Serotonin 2A receptor antagonist treatment reduces dopamine D1 receptor-mediated rotational behavior but not l-DOPA-induced abnormal involuntary movements in the unilateral dopamine-depleted rat

Abstract

Previous experiments have demonstrated that serotonin (5-HT) 2A receptor antagonists suppress hyperkinetic behaviors associated with dopamine (DA) D1 receptor supersensitivity in rats with 6-hydroxydopamine (6-OHDA) lesions. Since l-DOPA induced dyskinesia (LID) may be mediated by oversensitive D1-mediated signaling, the present study examined the effects of the selective 5-HT2A antagonist M100907 on LID behaviors in DA-depleted rats. Adult male Sprague–Dawley rats with unilateral 6-OHDA lesions received daily l-DOPA treatments to produce dyskinetic behaviors as measured by abnormal involuntary movements (AIMs) testing. In these animals, M100907 (0.01, 0.1 or 1.0 mg/kg, ip) given 30 min before l-DOPA did not alter the appearance or intensity of AIMs behaviors. Because l-DOPA induced AIMs in rats are dependent upon D1 and D2 receptor activation, a second study was performed to determine if M100907 could suppress D1- or D2-mediated rotational behaviors. Contralateral rotations induced by the D1 agonist SKF82958 were significantly reduced by pre-treatment with M100907. However, M100907 was ineffective in reducing rotations induced by the D2 agonist quinpirole. The finding that M100907 suppresses rotations induced by D1, but not D2, agonists may provide a partial explanation for the lack of effect of a selective 5-HT2A antagonist on l-DOPA-induced AIMs behaviors.

Introduction

Dopamine (DA) replacement therapy with l-DOPA is the common treatment for the alleviation of motor impairments associated with Parkinson's Disease (PD). Unfortunately, prolonged l-DOPA treatment leads to l-DOPA-induced dyskinesia (LID) characterized by abnormal and excessive movements in 40% of patients within 4–6 years of treatment and as much as 90% by 9–15 years (Ahlskog and Muenter, 2001). One factor hypothesized to underlie LID is the development of supersensitive DA D1 receptors – a mechanism suggested to contribute to the problem of LID in PD patients, MPTP-treated primates, and 6-hydroxydopamine-lesioned rats (Pifl et al., 1992, Cai et al., 2002, Gerfen et al., 2002, Corvol et al., 2004, Aubert et al., 2005, Taylor et al., 2005). As such, methods for reducing abnormal D1 signaling may also decrease the problem of LID and enhance the therapeutic efficacy of l-DOPA treatment.

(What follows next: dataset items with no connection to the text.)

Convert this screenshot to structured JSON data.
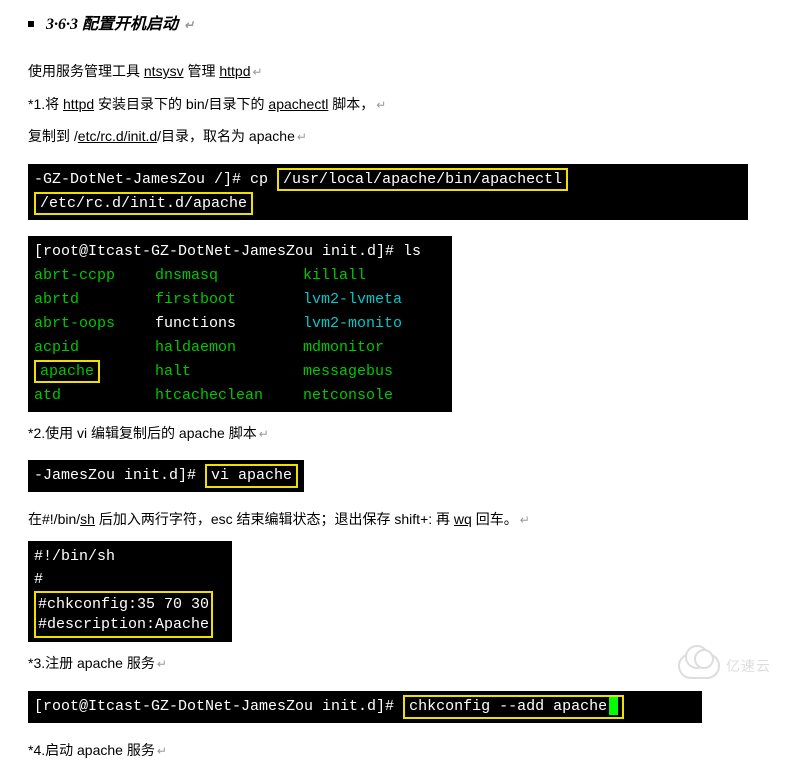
{
  "heading": "3·6·3 配置开机启动",
  "intro": {
    "p1_a": "使用服务管理工具 ",
    "p1_b": "ntsysv",
    "p1_c": " 管理 ",
    "p1_d": "httpd",
    "p2_a": "*1.将 ",
    "p2_b": "httpd",
    "p2_c": " 安装目录下的 bin/目录下的 ",
    "p2_d": "apachectl",
    "p2_e": "   脚本，",
    "p3_a": "复制到  /",
    "p3_b": "etc/rc.d/init.d",
    "p3_c": "/目录，取名为  apache"
  },
  "term1": {
    "prompt": "-GZ-DotNet-JamesZou /]# cp ",
    "path1": "/usr/local/apache/bin/apachectl",
    "path2": "/etc/rc.d/init.d/apache"
  },
  "term2": {
    "prompt": "[root@Itcast-GZ-DotNet-JamesZou init.d]# ls",
    "col1": [
      "abrt-ccpp",
      "abrtd",
      "abrt-oops",
      "acpid",
      "apache",
      "atd"
    ],
    "col2": [
      "dnsmasq",
      "firstboot",
      "functions",
      "haldaemon",
      "halt",
      "htcacheclean"
    ],
    "col3": [
      "killall",
      "lvm2-lvmeta",
      "lvm2-monito",
      "mdmonitor",
      "messagebus",
      "netconsole"
    ]
  },
  "p_step2": "*2.使用 vi 编辑复制后的 apache 脚本",
  "term3": {
    "prompt": "-JamesZou init.d]# ",
    "cmd": "vi  apache"
  },
  "p_sh_a": "在#!/bin/",
  "p_sh_b": "sh",
  "p_sh_c": "  后加入两行字符，esc 结束编辑状态；退出保存  shift+:    再 ",
  "p_sh_d": "wq",
  "p_sh_e": " 回车。",
  "term4": {
    "l1": "#!/bin/sh",
    "l2": "#",
    "l3": "#chkconfig:35 70 30",
    "l4": "#description:Apache"
  },
  "p_step3": "*3.注册 apache 服务",
  "term5": {
    "prompt": "[root@Itcast-GZ-DotNet-JamesZou init.d]# ",
    "cmd": "chkconfig --add apache"
  },
  "p_step4": "*4.启动 apache 服务",
  "watermark": "亿速云",
  "ret": "↵"
}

Recent studies suggest that 5-HT2A receptor-mediated signaling may contribute to hyperkinetic behaviors and abnormal striatal gene expression patterns observed in DA-depleted rats treated with D1 agonists. D1 and 5-HT2 agonist treatments produce a synergistic induction of striatonigral gene expression in the DA-lesioned rat while no such effect is observed in the intact animal (Gresch and Walker, 1999b, Campbell et al., 2001). This observation is consistent with behavioral studies showing hyperlocomotion following combined D1 and 5-HT2 agonist infusion into the DA-depleted striatum at low doses that had no effect on behavior when administered separately (Bishop and Walker, 2003). More recently, the selective 5-HT2A receptor antagonist M100907 was found to suppress hyperactive locomotor behaviors induced by intrastriatal infusion of the D1 agonist SKF82958 (Bishop et al., 2005). Interestingly, both experimental and clinical studies suggest that LID is reduced by atypical antipsychotics with 5-HT2A receptor antagonist abilities (Meco et al., 1998, Grondin et al., 1999, Oh et al., 2002, Durif et al., 2004), as well as the 5-HT2 receptor antagonist ritanserin (Maertens de Noordhout and Delwaide, 1986, Meco et al., 1988). Thus, it is possible that 5-HT2A receptor antagonist treatment may also have LID suppressing effects in l-DOPA-treated rats since LID behaviors have been shown to be dependent, at least in part, upon D1 receptor activation (Taylor et al., 2005). To address this question, the present studies examined the effects of 5-HT2A antagonist treatment with M100907 on l-DOPA-induced abnormal involuntary movements (AIMs) in adult rats with unilateral DA lesions. In addition, experiments also measured the effects of M100907 on contralateral rotational behavior induced by selective D1- and D2-receptor agonists to determine if 5-HT2A antagonist treatment was differentially effective in blocking supersensitive effects at one or both receptors.